Assim, o desfecho dessa ação coletiva dependerá, em parte, de como os tribunais interpretam esses casos e se consideram que o uso de obras protegidas por direitos autorais para treinar sistemas de IA constitui uma violação dos direitos autorais ou se é justificado como uso justo. Além disso, há questões sobre se os sistemas de IA podem ser considerados como criadores de obras derivadas e se os direitos autorais gerados por IA serão reconhecidos.
Especialistas apontam que um resultado possível desses litígios é a criação de um framework de licenciamento. Este ainda é um terreno sem regulamentação e algumas decisões recentes poderão dar uma ideia de como esse ecossistema irá se articular.
E Hollywood com isso?
É sem dúvidas um momento de pressão sobre as empresas que estão por trás do boom da inteligência artificial e aquelas que querem lucrar com isso. O resulta da ação coletiva movida pelos escritores deve servir como parâmetro para roteiros desenvolvidos por IA a partir de argumentos criados por humanos, mas o remonte é meramente especulativo à esta altura. Até porque há muitas formas de interação para a criação de um roteiro e mesmo de performances derivativas usando imagem e voz de artistas.
No Brasil
A advogada Carolina Garcia, especialista em temas ligados à direitos autorais, explica que por enquanto, no Brasil, segundo a Lei nº 9610/98, “são consideradas como obras intelectuais protegidas, as criações do espírito, expressas por qualquer meio ou fixadas em qualquer suporte”. Importante destacar que a LDA menciona “criações do espírito”, conferindo portanto proteção às criações humanas, o que pode ser identificado claramente ao mencionar, no artigo 11 , que o autor é a pessoa física criadora de obra artística, literária ou científica”, explica Carolina.
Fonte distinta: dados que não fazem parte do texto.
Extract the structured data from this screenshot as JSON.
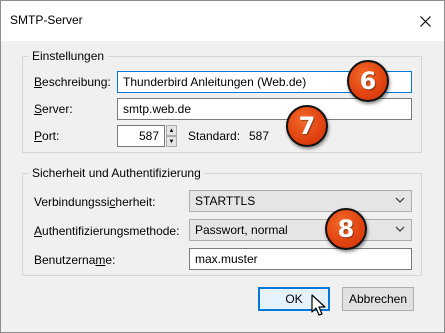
{
  "window": {
    "title": "SMTP-Server"
  },
  "settings": {
    "group_title": "Einstellungen",
    "description_label_u": "B",
    "description_label_rest": "eschreibung:",
    "description_value": "Thunderbird Anleitungen (Web.de)",
    "server_label_u": "S",
    "server_label_rest": "erver:",
    "server_value": "smtp.web.de",
    "port_label_u": "P",
    "port_label_rest": "ort:",
    "port_value": "587",
    "standard_label": "Standard:",
    "standard_value": "587"
  },
  "security": {
    "group_title": "Sicherheit und Authentifizierung",
    "connection_label_pre": "Verbindungssi",
    "connection_label_u": "c",
    "connection_label_post": "herheit:",
    "connection_value": "STARTTLS",
    "auth_label_u": "A",
    "auth_label_rest": "uthentifizierungsmethode:",
    "auth_value": "Passwort, normal",
    "username_label_pre": "Benutzerna",
    "username_label_u": "m",
    "username_label_post": "e:",
    "username_value": "max.muster"
  },
  "buttons": {
    "ok": "OK",
    "cancel": "Abbrechen"
  },
  "badges": [
    "6",
    "7",
    "8"
  ],
  "colors": {
    "badge": "#e0410f",
    "focus": "#0078d7",
    "dialog_bg": "#f0f0f0"
  }
}
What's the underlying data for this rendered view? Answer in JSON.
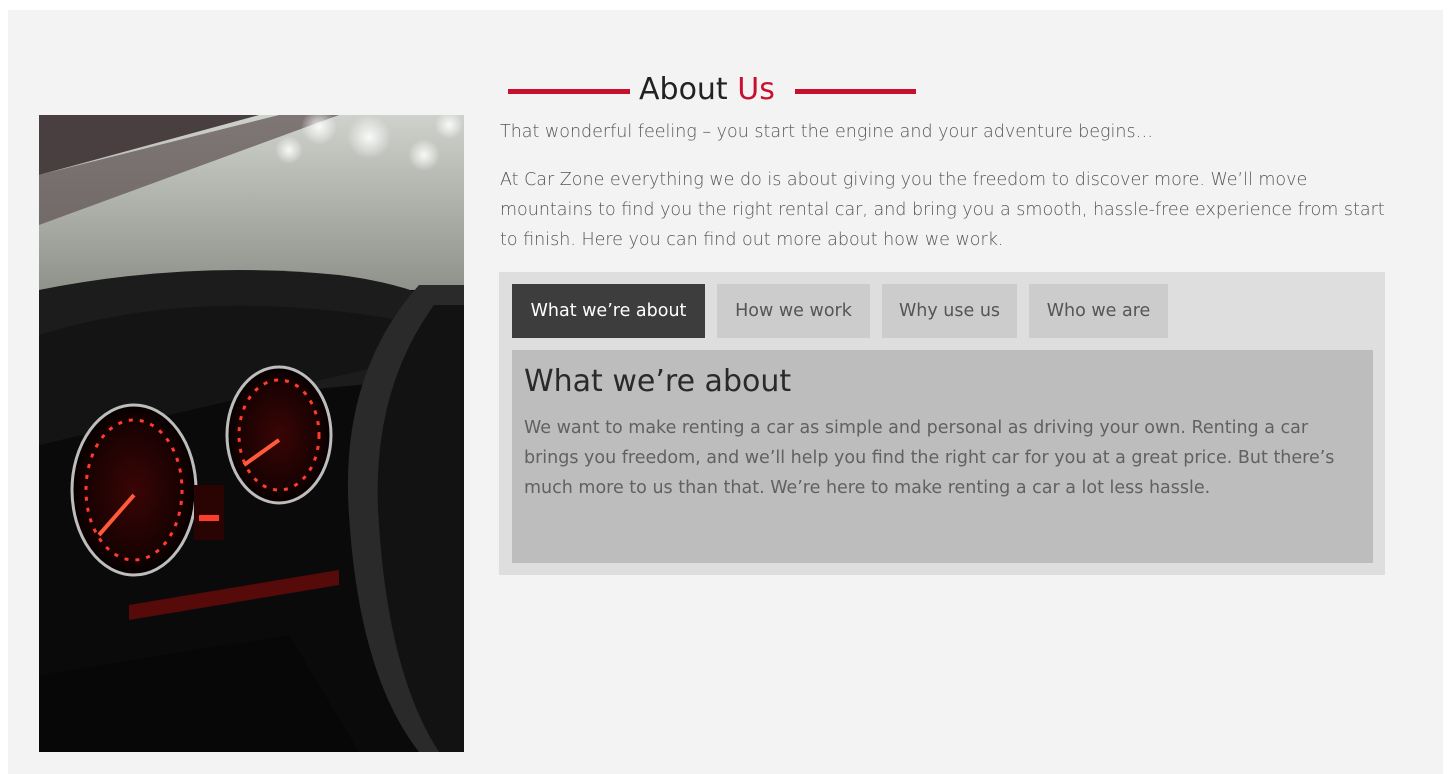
{
  "heading": {
    "title_main": "About ",
    "title_accent": "Us"
  },
  "photo": {
    "icon": "car-dashboard-image"
  },
  "intro": {
    "line1": "That wonderful feeling – you start the engine and your adventure begins…",
    "paragraph": "At Car Zone everything we do is about giving you the freedom to discover more. We’ll move mountains to find you the right rental car, and bring you a smooth, hassle-free experience from start to finish. Here you can find out more about how we work."
  },
  "tabs": [
    {
      "label": "What we’re about",
      "active": true
    },
    {
      "label": "How we work",
      "active": false
    },
    {
      "label": "Why use us",
      "active": false
    },
    {
      "label": "Who we are",
      "active": false
    }
  ],
  "panel": {
    "title": "What we’re about",
    "text": "We want to make renting a car as simple and personal as driving your own. Renting a car brings you freedom, and we’ll help you find the right car for you at a great price. But there’s much more to us than that. We’re here to make renting a car a lot less hassle."
  },
  "colors": {
    "accent": "#c8102e",
    "active_tab": "#3d3d3d",
    "tab": "#cccccc",
    "panel": "#bdbdbd",
    "background": "#f3f3f3"
  }
}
A advogada ainda ressalta que no Brasil “ainda há um entendimento de que se interpretando literalmente o texto da lei, obras produzidas a partir de IA não seriam protegidas pela LDA, por não decorrerem de atividade criativa humana. Contudo, o assunto está sendo discutido e estudado e, mesmo não havendo legislação específica, a legislação vigente pode ser acessada para a solução de algum conflito daí decorrente, lembrando que o banco de dados utilizados para alimentar o sistema da IA também merece atenção quanto à proteção dos direitos.” É justamente esse o ponto que já está em discussão nos EUA.
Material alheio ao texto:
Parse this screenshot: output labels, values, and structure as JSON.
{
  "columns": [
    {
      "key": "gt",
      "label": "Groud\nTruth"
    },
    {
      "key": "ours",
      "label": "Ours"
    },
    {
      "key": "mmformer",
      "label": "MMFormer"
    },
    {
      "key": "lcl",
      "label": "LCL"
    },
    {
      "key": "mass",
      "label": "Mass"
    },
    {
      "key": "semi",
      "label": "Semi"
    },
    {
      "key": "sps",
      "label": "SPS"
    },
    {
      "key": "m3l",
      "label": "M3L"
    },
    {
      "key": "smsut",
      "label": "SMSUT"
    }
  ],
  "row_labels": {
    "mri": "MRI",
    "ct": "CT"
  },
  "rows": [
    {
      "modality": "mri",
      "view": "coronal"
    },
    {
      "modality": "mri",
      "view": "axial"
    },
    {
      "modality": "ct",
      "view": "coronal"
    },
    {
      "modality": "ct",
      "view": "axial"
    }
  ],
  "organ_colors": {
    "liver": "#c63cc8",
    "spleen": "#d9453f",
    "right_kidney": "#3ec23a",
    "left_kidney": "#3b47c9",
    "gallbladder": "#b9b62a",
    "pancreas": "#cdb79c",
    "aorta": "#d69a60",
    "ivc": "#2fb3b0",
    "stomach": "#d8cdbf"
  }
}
O Projeto de Lei 2370/19 que estabelece regras para a publicação na internet, sem autorização, de obras protegidas por direitos autorais, está aguardando parecer do relator na Comissão de Comunicação da Câmara dos Deputados.
Artistas atentos
Em julho, diversas organizações e alianças representativas de artistas assinaram uma carta conjunta expressão preocupação e cobrando providências no avanço do debate sobre inteligência artificial.
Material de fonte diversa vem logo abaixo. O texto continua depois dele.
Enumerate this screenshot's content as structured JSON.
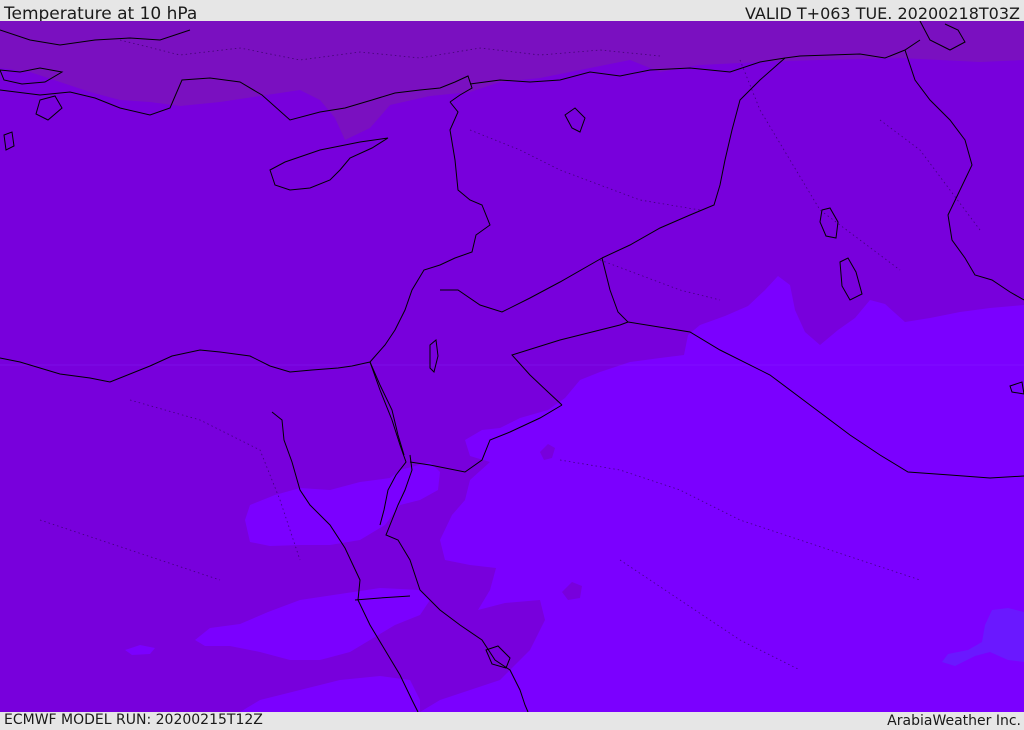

“O setor cultural e a comunidade criativa internacional serão alguns dos mais afetados pelo desenvolvimento desenfreado e pelo uso aberto de modelos generativos de IA”, postulam em trecho da carta. “Os formuladores de políticas em todo o mundo têm ouvido artistas, criadores e intérpretes cujas obras estão sendo usadas para treinar a IA sem sua autorização, remuneração ou mesmo reconhecimento, muitas vezes sob a aparência de “pesquisa”. Além disso, há um descontentamento social generalizado em relação às obras geradas pela IA e à falsa representação delas como obras de criatividade humana”.